Entretanto, chegavam às mãos de Estela o bilhete de Jorge e o de Iaiá. A viúva não podia crer o que lera. A carta da enteada era um ato de insubordinação, inexplicável na essência e na forma; e, se essa carta a fez pasmar, a de Jorge fê-la gemer. O noivo desenganado recorria à intervenção de Estela. A primeira amada desse homem era agora a sua confidente, a quem ele escrevia sem saudade, sem remorso, talvez sem hesitação.

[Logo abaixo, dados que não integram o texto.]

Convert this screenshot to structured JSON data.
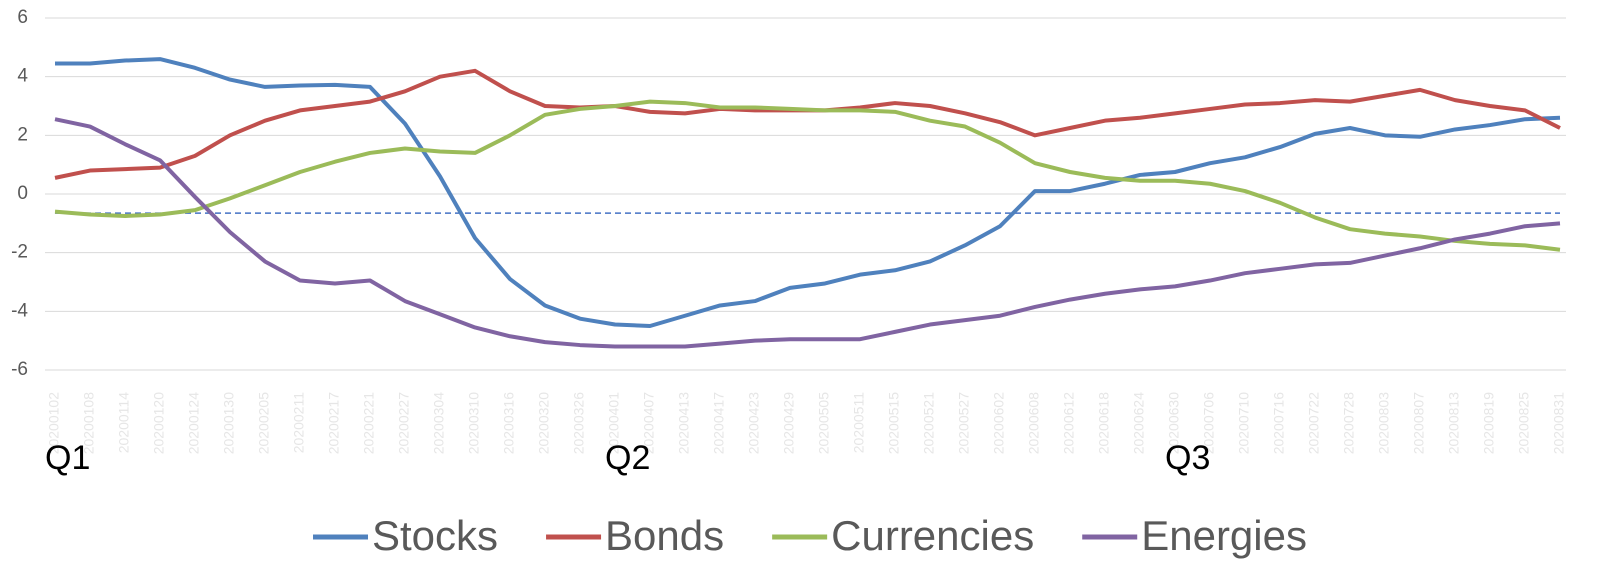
{
  "chart_data": {
    "type": "line",
    "categories": [
      "20200102",
      "20200108",
      "20200114",
      "20200120",
      "20200124",
      "20200130",
      "20200205",
      "20200211",
      "20200217",
      "20200221",
      "20200227",
      "20200304",
      "20200310",
      "20200316",
      "20200320",
      "20200326",
      "20200401",
      "20200407",
      "20200413",
      "20200417",
      "20200423",
      "20200429",
      "20200505",
      "20200511",
      "20200515",
      "20200521",
      "20200527",
      "20200602",
      "20200608",
      "20200612",
      "20200618",
      "20200624",
      "20200630",
      "20200706",
      "20200710",
      "20200716",
      "20200722",
      "20200728",
      "20200803",
      "20200807",
      "20200813",
      "20200819",
      "20200825",
      "20200831"
    ],
    "series": [
      {
        "name": "Stocks",
        "color": "#4f81bd",
        "values": [
          4.45,
          4.45,
          4.55,
          4.6,
          4.3,
          3.9,
          3.65,
          3.7,
          3.72,
          3.65,
          2.4,
          0.6,
          -1.5,
          -2.9,
          -3.8,
          -4.25,
          -4.45,
          -4.5,
          -4.15,
          -3.8,
          -3.65,
          -3.2,
          -3.05,
          -2.75,
          -2.6,
          -2.3,
          -1.75,
          -1.1,
          0.1,
          0.1,
          0.35,
          0.65,
          0.75,
          1.05,
          1.25,
          1.6,
          2.05,
          2.25,
          2.0,
          1.95,
          2.2,
          2.35,
          2.55,
          2.6
        ]
      },
      {
        "name": "Bonds",
        "color": "#c0504d",
        "values": [
          0.55,
          0.8,
          0.85,
          0.9,
          1.3,
          2.0,
          2.5,
          2.85,
          3.0,
          3.15,
          3.5,
          4.0,
          4.2,
          3.5,
          3.0,
          2.95,
          3.0,
          2.8,
          2.75,
          2.9,
          2.85,
          2.85,
          2.85,
          2.95,
          3.1,
          3.0,
          2.75,
          2.45,
          2.0,
          2.25,
          2.5,
          2.6,
          2.75,
          2.9,
          3.05,
          3.1,
          3.2,
          3.15,
          3.35,
          3.55,
          3.2,
          3.0,
          2.85,
          2.25
        ]
      },
      {
        "name": "Currencies",
        "color": "#9bbb59",
        "values": [
          -0.6,
          -0.7,
          -0.75,
          -0.7,
          -0.55,
          -0.15,
          0.3,
          0.75,
          1.1,
          1.4,
          1.55,
          1.45,
          1.4,
          2.0,
          2.7,
          2.9,
          3.0,
          3.15,
          3.1,
          2.95,
          2.95,
          2.9,
          2.85,
          2.85,
          2.8,
          2.5,
          2.3,
          1.75,
          1.05,
          0.75,
          0.55,
          0.45,
          0.45,
          0.35,
          0.1,
          -0.3,
          -0.8,
          -1.2,
          -1.35,
          -1.45,
          -1.6,
          -1.7,
          -1.75,
          -1.9
        ]
      },
      {
        "name": "Energies",
        "color": "#8064a2",
        "values": [
          2.55,
          2.3,
          1.7,
          1.15,
          -0.1,
          -1.3,
          -2.3,
          -2.95,
          -3.05,
          -2.95,
          -3.65,
          -4.1,
          -4.55,
          -4.85,
          -5.05,
          -5.15,
          -5.2,
          -5.2,
          -5.2,
          -5.1,
          -5.0,
          -4.95,
          -4.95,
          -4.95,
          -4.7,
          -4.45,
          -4.3,
          -4.15,
          -3.85,
          -3.6,
          -3.4,
          -3.25,
          -3.15,
          -2.95,
          -2.7,
          -2.55,
          -2.4,
          -2.35,
          -2.1,
          -1.85,
          -1.55,
          -1.35,
          -1.1,
          -1.0
        ]
      }
    ],
    "ylim": [
      -6,
      6
    ],
    "yticks": [
      -6,
      -4,
      -2,
      0,
      2,
      4,
      6
    ],
    "grid": true,
    "hline": {
      "value": -0.65,
      "color": "#4472c4",
      "dashed": true
    },
    "annotations": [
      {
        "text": "Q1",
        "x": "20200102"
      },
      {
        "text": "Q2",
        "x": "20200401"
      },
      {
        "text": "Q3",
        "x": "20200630"
      }
    ],
    "legend": "bottom"
  }
}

- Sogra! - concluiu Estela com amargura; e erguendo os olhos do papel para o espelho, que pendia da parede fronteira, contemplou caladamente as suas graças ainda em flor. Iaiá entrou nessa ocasião. A madrasta chamou-a ao pé de si, e, mostrando-lhe o bilhete que escrevera ao noivo, perguntou-lhe o que queria dizer aquilo. A enteada ficou silenciosa durante alguns segundos; mas a resolução deu-lhe força e tranquilidade.

- Quer dizer o que aí está escrito - respondeu ela -; não posso casar com o Dr. Jorge.

- Por quê?

- Não posso.

- Por quê? - repetiu Estela com autoridade.

- Amo a outra pessoa.

- Não creio; tem decerto outro motivo.

- Que motivo?

- Nenhum que seja sensato - acudiu a madrasta -, mas algum há de haver, que não seja esse. O passo que deu é grave; não é próprio de uma moça obediente; chega a ser contrário à cortesia. Não importa; tudo se pode explicar; explique-me esta carta.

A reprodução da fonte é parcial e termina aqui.